Within the limits on the draft to accomplish mold or tooling release, these wheels appear to be flat tread wheels. That is, not fast-angle wheels... and I once did an analysis on such wheels, and found that the available gage play would only allow fast angle wheel to act as intended on curves of O-54 and flatter. I forget whether that was with 0-27 rail or the higher O rail, but it was on tubular Lionel rail. Normally I would have used a back-to-back of the wheel set of 1.07" for short wheelbase Lionel truck. I think I would have been looking for results on "O" track, which has the narrower gage (by 0.03"), but I'd have to find the drawing.

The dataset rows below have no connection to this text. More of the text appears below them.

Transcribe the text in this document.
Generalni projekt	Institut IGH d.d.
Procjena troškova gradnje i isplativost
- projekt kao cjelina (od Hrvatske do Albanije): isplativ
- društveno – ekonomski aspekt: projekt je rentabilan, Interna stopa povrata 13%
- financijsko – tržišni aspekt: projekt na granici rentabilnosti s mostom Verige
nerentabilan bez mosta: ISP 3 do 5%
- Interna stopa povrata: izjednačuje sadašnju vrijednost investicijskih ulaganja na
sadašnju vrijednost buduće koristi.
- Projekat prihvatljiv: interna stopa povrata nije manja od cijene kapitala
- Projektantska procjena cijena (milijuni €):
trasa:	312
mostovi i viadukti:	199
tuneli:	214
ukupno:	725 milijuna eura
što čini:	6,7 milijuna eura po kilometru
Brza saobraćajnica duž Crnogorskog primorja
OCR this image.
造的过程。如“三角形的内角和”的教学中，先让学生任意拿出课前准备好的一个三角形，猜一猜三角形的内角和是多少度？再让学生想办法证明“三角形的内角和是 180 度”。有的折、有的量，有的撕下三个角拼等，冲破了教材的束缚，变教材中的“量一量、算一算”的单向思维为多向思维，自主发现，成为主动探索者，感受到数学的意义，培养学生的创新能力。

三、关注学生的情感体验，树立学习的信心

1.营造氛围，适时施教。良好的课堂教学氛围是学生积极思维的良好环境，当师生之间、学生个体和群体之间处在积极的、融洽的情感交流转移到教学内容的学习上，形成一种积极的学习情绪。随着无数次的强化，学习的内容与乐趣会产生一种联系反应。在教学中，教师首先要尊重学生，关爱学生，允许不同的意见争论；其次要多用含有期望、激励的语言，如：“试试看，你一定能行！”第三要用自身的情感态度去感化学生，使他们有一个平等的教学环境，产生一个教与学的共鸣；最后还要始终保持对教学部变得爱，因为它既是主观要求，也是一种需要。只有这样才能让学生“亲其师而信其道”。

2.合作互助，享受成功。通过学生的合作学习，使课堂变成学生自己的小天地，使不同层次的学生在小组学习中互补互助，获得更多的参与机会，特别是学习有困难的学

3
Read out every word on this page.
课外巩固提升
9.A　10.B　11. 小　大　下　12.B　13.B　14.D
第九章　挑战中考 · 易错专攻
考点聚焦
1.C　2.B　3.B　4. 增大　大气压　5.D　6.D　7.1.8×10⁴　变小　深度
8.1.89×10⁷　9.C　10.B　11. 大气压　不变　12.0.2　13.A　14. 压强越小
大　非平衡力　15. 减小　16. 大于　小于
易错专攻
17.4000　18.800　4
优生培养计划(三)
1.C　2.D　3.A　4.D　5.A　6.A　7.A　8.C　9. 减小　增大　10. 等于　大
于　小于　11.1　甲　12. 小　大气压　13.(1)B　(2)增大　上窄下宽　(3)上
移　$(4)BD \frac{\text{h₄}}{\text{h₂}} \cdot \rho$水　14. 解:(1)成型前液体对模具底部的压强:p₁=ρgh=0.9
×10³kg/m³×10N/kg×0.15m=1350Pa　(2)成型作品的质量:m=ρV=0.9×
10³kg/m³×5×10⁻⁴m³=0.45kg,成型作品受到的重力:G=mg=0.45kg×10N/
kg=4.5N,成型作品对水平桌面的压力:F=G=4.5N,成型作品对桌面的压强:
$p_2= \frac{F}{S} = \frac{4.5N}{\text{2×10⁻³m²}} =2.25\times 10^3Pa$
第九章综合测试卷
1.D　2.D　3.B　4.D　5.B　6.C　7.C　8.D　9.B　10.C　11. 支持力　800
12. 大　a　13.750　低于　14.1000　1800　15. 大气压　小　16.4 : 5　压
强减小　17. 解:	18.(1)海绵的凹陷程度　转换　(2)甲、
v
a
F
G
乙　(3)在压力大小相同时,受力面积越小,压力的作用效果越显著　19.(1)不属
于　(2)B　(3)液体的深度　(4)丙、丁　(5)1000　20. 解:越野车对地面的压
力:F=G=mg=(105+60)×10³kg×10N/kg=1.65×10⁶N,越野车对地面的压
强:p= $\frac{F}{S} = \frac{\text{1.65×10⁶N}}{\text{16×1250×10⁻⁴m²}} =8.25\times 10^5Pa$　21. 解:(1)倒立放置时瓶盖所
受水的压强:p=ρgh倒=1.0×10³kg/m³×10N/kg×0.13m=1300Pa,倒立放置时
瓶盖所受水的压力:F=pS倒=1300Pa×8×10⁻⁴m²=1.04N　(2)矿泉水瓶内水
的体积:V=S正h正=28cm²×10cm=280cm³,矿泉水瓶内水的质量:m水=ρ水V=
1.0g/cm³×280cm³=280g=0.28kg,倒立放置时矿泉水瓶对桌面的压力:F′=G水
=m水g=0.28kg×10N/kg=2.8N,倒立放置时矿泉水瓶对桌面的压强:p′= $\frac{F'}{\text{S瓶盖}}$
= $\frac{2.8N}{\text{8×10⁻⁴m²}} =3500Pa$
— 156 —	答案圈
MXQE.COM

Anyway, even if it would work, on a curve the drawbar pull wants to pull the flanges against the low rail and negate the fast angle effect. In real life, the centrifugal forces can overcome this with sufficient speed, but centrifugal forces do not scale down in the same way in the model. Then, when against the inside rail, there is the effect that every added car increases the flange friction force of every car ahead of it. It depends also on the total angle of wrap on the curve and the sharpness of the curve, and the increasing effect has a logarithmic increase... calculating this being once of the classic textbox problems of high school math. The old rope around the bit to hold a boat to the dock problem.

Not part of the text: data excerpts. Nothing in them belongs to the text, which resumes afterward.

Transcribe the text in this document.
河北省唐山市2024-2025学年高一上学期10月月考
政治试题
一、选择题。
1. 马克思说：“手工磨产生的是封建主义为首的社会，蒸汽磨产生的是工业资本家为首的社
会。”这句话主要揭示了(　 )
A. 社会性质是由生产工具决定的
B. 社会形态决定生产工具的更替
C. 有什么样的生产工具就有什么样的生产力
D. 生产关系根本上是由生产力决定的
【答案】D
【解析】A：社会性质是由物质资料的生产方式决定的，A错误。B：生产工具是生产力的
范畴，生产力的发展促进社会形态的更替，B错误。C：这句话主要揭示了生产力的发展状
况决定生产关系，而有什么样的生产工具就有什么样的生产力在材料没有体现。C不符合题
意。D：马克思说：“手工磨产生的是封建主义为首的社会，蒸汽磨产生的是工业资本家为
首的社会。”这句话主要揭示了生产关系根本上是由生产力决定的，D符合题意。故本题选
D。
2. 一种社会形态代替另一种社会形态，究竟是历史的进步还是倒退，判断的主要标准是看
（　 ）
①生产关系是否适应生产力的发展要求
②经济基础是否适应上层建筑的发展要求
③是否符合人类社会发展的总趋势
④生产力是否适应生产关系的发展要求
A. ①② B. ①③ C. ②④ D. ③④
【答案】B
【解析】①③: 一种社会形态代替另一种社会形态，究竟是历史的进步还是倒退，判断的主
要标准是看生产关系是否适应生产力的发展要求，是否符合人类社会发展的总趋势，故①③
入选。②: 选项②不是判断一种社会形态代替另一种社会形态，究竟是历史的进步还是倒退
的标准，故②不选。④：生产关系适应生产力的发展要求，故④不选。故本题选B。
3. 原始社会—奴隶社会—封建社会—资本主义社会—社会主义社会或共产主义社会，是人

Remember Lionel saying that their multiple unit diesels would pull better if the motorized A unit ran backwards next to its train, pulling the cars, and pushing the dummy diesel units? Lionel didn't say why, but it was to counter the wrapping effect on curves. Solid axles lead to increases in this problem, while roller bearing will not totally cure it and probable are not much of an improvement over the old postwar style of wheels not fixed to the axles (smooth bearing) when lubricated.

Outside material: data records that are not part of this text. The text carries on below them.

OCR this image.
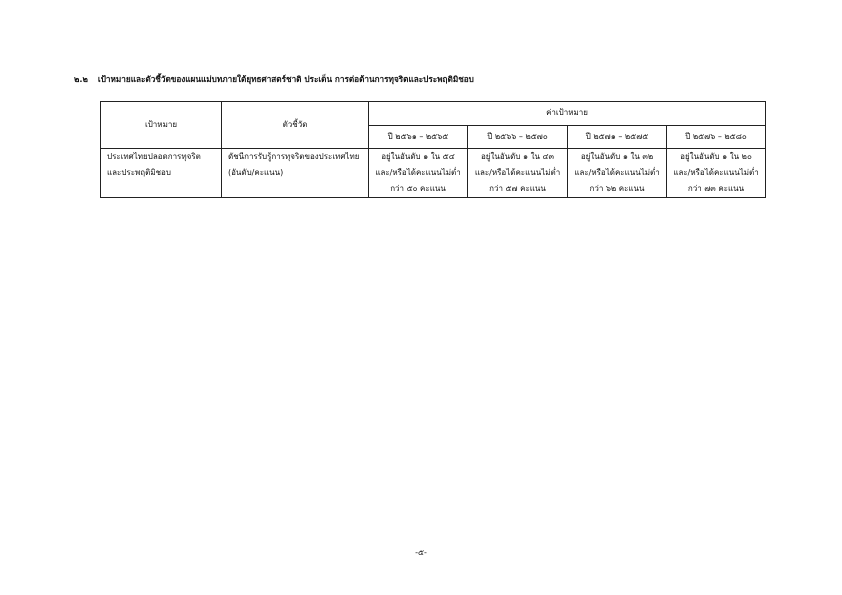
๒.๒ เป้าหมายและตัวชี้วัดของแผนแม่บทภายใต้ยุทธศาสตร์ชาติ ประเด็น การต่อต้านการทุจริตและประพฤติมิชอบ
เป้าหมาย	ตัวชี้วัด	ค่าเป้าหมาย			
		ปี ๒๕๖๑ – ๒๕๖๕	ปี ๒๕๖๖ – ๒๕๗๐	ปี ๒๕๗๑ – ๒๕๗๕	ปี ๒๕๗๖ – ๒๕๘๐
ประเทศไทยปลอดการทุจริตและประพฤติมิชอบ	ดัชนีการรับรู้การทุจริตของประเทศไทย (อันดับ/คะแนน)	อยู่ในอันดับ ๑ ใน ๕๔ และ/หรือได้คะแนนไม่ต่ำกว่า ๕๐ คะแนน	อยู่ในอันดับ ๑ ใน ๔๓ และ/หรือได้คะแนนไม่ต่ำกว่า ๕๗ คะแนน	อยู่ในอันดับ ๑ ใน ๓๒ และ/หรือได้คะแนนไม่ต่ำกว่า ๖๒ คะแนน	อยู่ในอันดับ ๑ ใน ๒๐ และ/หรือได้คะแนนไม่ต่ำกว่า ๗๓ คะแนน
-๕-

Someone once offered a service to retrofit roller bearings to the fast-angle wheel sets of the MPC reintroduced 15" aluminum passenger cars. Their pointed axles also cut upward thru the cylindrical pockets in the postwar sideframes designed for the plain axles used in postwar. Perhaps the service had old axles available, but the roller bearings required a pocket machined into each of 8 existing wheels and disassembly of the swaged truck frame. That at least doubled the cost of a painted car. So I never tried this out, and can't say if it solved the problem to a sufficient degree.